Threshold met her eyes. "I answer to the mandate. If the mandate says cooperate, I cooperate with you. If the mandate says detain, I detain."
"Honest."
"You would not trust me otherwise."
Sera almost smiled. "No. I would not."
Above them, through concrete and blast shutters and emergency lights, rotor noise grew louder.
Park's voice came through comms, pitched higher than usual. "Council craft on approach. Single occupant plus pilot. Identification signal reads... Arbiter-class."
Cho looked up sharply. "Arbiter is judicial rank. They sent a judge."
Threshold's face went carefully blank. "Not a judge. Arbiter-class means they sent someone with authority to make final determinations on site."
"Final determinations about what?" Park asked.
Threshold did not answer.
He did not need to.
Kai turned his back to the gate and felt that attention follow him like a finger tracing his spine.
Seventy-two hours.

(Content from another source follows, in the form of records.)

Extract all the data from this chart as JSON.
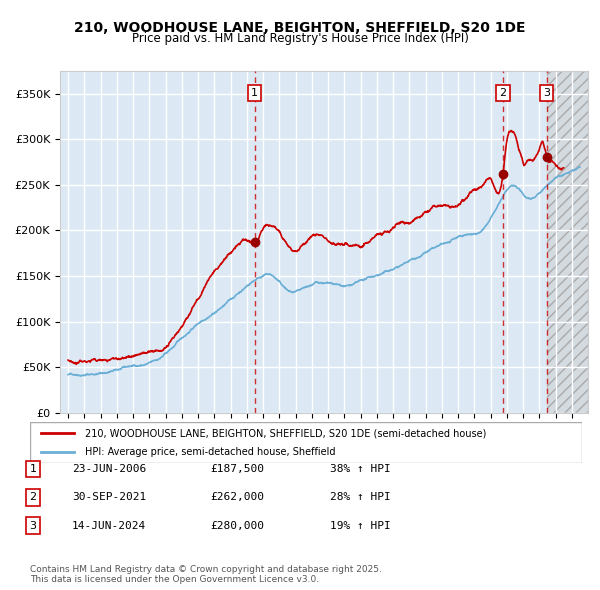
{
  "title": "210, WOODHOUSE LANE, BEIGHTON, SHEFFIELD, S20 1DE",
  "subtitle": "Price paid vs. HM Land Registry's House Price Index (HPI)",
  "legend_line1": "210, WOODHOUSE LANE, BEIGHTON, SHEFFIELD, S20 1DE (semi-detached house)",
  "legend_line2": "HPI: Average price, semi-detached house, Sheffield",
  "footer": "Contains HM Land Registry data © Crown copyright and database right 2025.\nThis data is licensed under the Open Government Licence v3.0.",
  "sale_color": "#cc0000",
  "hpi_color": "#6baed6",
  "background_chart": "#dce9f5",
  "background_future": "#e8e8e8",
  "grid_color": "#ffffff",
  "yticks": [
    0,
    50000,
    100000,
    150000,
    200000,
    250000,
    300000,
    350000
  ],
  "ylabels": [
    "£0",
    "£50K",
    "£100K",
    "£150K",
    "£200K",
    "£250K",
    "£300K",
    "£350K"
  ],
  "ylim": [
    0,
    375000
  ],
  "sale_events": [
    {
      "date": "2006-06-23",
      "price": 187500,
      "label": "1",
      "pct": 38
    },
    {
      "date": "2021-09-30",
      "price": 262000,
      "label": "2",
      "pct": 28
    },
    {
      "date": "2024-06-14",
      "price": 280000,
      "label": "3",
      "pct": 19
    }
  ],
  "table_rows": [
    [
      "1",
      "23-JUN-2006",
      "£187,500",
      "38% ↑ HPI"
    ],
    [
      "2",
      "30-SEP-2021",
      "£262,000",
      "28% ↑ HPI"
    ],
    [
      "3",
      "14-JUN-2024",
      "£280,000",
      "19% ↑ HPI"
    ]
  ]
}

A Council arbiter landing on the roof. A permanent gate that something was watching through. And no civilian identity to go home to even if home still existed in any way that mattered.
Sera caught his eye across the platform.
She did not say it would be fine. She did not say they would figure it out.
She checked her magazine, slapped it back in, and walked toward the stairs.
"Move," she said. "We've got three days to make ourselves too useful to kill."